O caos em Damasco no domingo foi abrandado pela decisão do HTS de permitir que o atual primeiro-ministro conduza um governo interino sob a proteção do grupo, disse-me uma graduada autoridade do governo Biden. O HTS afirmou que pretende manter as instituições administrativas do atual governo, incluindo o Exército — o que certamente facilitaria a transição.
O Catar, há muito um apoiador secreto do HTS, parece estar liderando um esforço árabe para criar um governo de transição patrocinado pelas Nações Unidas. Um comunicado do governo catariano emitido no domingo sublinhou “a necessidade de preservar as instituições nacionais e a unidade do Estado para evitar que o caos predomine”.
Os catarianos pedem a implementação de antigas resoluções do Conselho de Segurança da ONU pedindo um novo governo sírio que inclua membros do regime e da oposição. Por enquanto, contudo, a Síria é um mosaico violento, com grupos apoiados pela Turquia controlando o oeste até Damasco, uma milícia curda apoiada pelos EUA controlando o nordeste e milícias apoiadas pela Jordânia dominando o sul.
EUA e Rússia sem dúvida desempenharão um papel diplomático na formação da futura Síria, mas os jogadores regionais serão decisivos. “Houve um tempo em que as grandes potências definiam o que ocorreria depois. Isso acabou. Para o bem ou para o mal, essa responsabilidade cabe agora a Israel, Turquia, Arábia Saudita, EAU e Jordânia”, notou a ex-autoridade da CIA.
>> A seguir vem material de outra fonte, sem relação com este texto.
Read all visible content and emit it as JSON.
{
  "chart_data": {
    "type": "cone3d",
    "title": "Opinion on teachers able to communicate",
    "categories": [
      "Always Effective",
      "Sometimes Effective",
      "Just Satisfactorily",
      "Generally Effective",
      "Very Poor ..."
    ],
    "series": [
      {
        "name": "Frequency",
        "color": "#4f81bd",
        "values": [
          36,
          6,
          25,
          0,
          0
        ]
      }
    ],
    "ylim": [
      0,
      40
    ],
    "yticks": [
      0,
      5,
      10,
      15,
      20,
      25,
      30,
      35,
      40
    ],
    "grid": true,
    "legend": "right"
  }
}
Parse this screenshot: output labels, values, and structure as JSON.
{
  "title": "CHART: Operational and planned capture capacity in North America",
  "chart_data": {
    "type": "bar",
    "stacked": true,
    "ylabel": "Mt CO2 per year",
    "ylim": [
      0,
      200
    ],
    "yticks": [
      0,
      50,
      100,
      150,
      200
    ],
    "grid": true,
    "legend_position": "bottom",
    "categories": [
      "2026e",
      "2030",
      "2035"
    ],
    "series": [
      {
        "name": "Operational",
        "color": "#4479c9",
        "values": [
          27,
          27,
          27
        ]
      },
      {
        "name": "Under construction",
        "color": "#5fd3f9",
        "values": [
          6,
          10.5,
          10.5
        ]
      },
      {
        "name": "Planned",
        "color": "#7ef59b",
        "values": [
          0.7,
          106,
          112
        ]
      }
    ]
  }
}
O presidente eleito dos EUA Donald Trump enfatizou sua falta de interesse no papel dos EUA na Síria em um post em rede social no sábado: “ESSA LUTA NÃO É NOSSA. (…) NÃO SE ENVOLVAM!”. Num post no domingo, Trump sugeriu que, depois de abandonar Assad, o presidente Vladimir Putin deveria negociar um fim à carnificina na Ucrânia. Trump escreveu: “Eu conheço bem Vladimir. É sua hora de atuar. A China pode ajudar. O Mundo está esperando!”.
A transformação da Síria nos últimos dez dias ecoa três outros eventos, cada qual contendo sua própria lição. Primeiramente, a velocidade da derrocada de Assad nos recorda do colapso do governo apoiado pelos EUA no Afeganistão. A queda de Cabul ocorreu somente nove dias depois da perda da primeira capital provincial para o Taleban. Quando um Exército se sente abandonado e desmoralizado, pelos EUA no Afeganistão e por Rússia e Irã na Síria, a força militar descamba para uma queda-livre.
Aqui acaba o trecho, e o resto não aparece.